What is particulate matter?
- the “PM10”, which stands for “Particulate Matter”, whose diameter is less than 10 microns
- the “PM2,5”, which again stands for “Particulate Matter”, whose diameter is less than 2.5 microns.
- Ozone (O₃)
- Nitrogen dioxide (NO₂)
- Sulfur dioxide (SO₂)
DID YOU KNOW? 92% of the world’s population live in locations where air quality levels do not meet the limits imposed by the World Health Organization (WHO). These are mainly developing countries.

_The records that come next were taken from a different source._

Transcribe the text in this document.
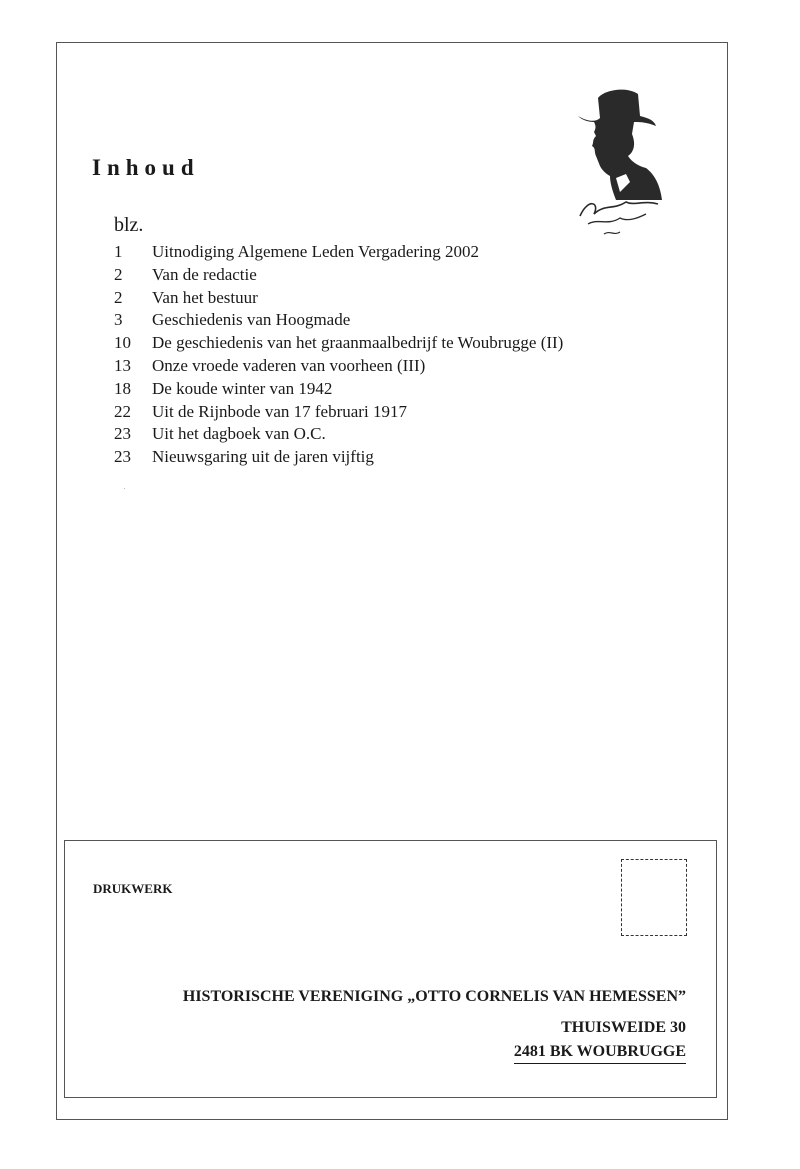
Inhoud

blz.

1	Uitnodiging Algemene Leden Vergadering 2002
2	Van de redactie
2	Van het bestuur
3	Geschiedenis van Hoogmade
10	De geschiedenis van het graanmaalbedrijf te Woubrugge (II)
13	Onze vroede vaderen van voorheen (III)
18	De koude winter van 1942
22	Uit de Rijnbode van 17 februari 1917
23	Uit het dagboek van O.C.
23	Nieuwsgaring uit de jaren vijftig

DRUKWERK

HISTORISCHE VERENIGING „OTTO CORNELIS VAN HEMESSEN”

THUISWEIDE 30

2481 BK WOUBRUGGE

Where does particular matter come from?
Particulate matter is emitted naturally via soil erosion through winds, fires, volcanic eruptions, etc.
But human activities greatly increase their concentration:
- combustion of fossil fuels (petrol, diesel, oil, wood, coal, etc.) for the production of electricity, transport, heating
- waste incineration
- industrial activities related to cement production, casting, fine chemicals
- activities associated with the construction or agriculture industries
What are the health risks associated with particular matter?
- acute or chronic respiratory diseases (bronchitis, asthma, lung cancer)
- cardiovascular diseases (stroke, myocardial infarction)
- neurological effects (decline of cognitive function, development of Alzheimer’s, Parkinson’s, etc.)
- impacts on pregnancy, the foetus (premature birth, low birth weight, etc.)
- effects on the immune system
Since 2013, fine particulate matter and, more broadly, outdoor pollution have been classified as “carcinogenic” by the International Agency for Research on Cancer (IARC).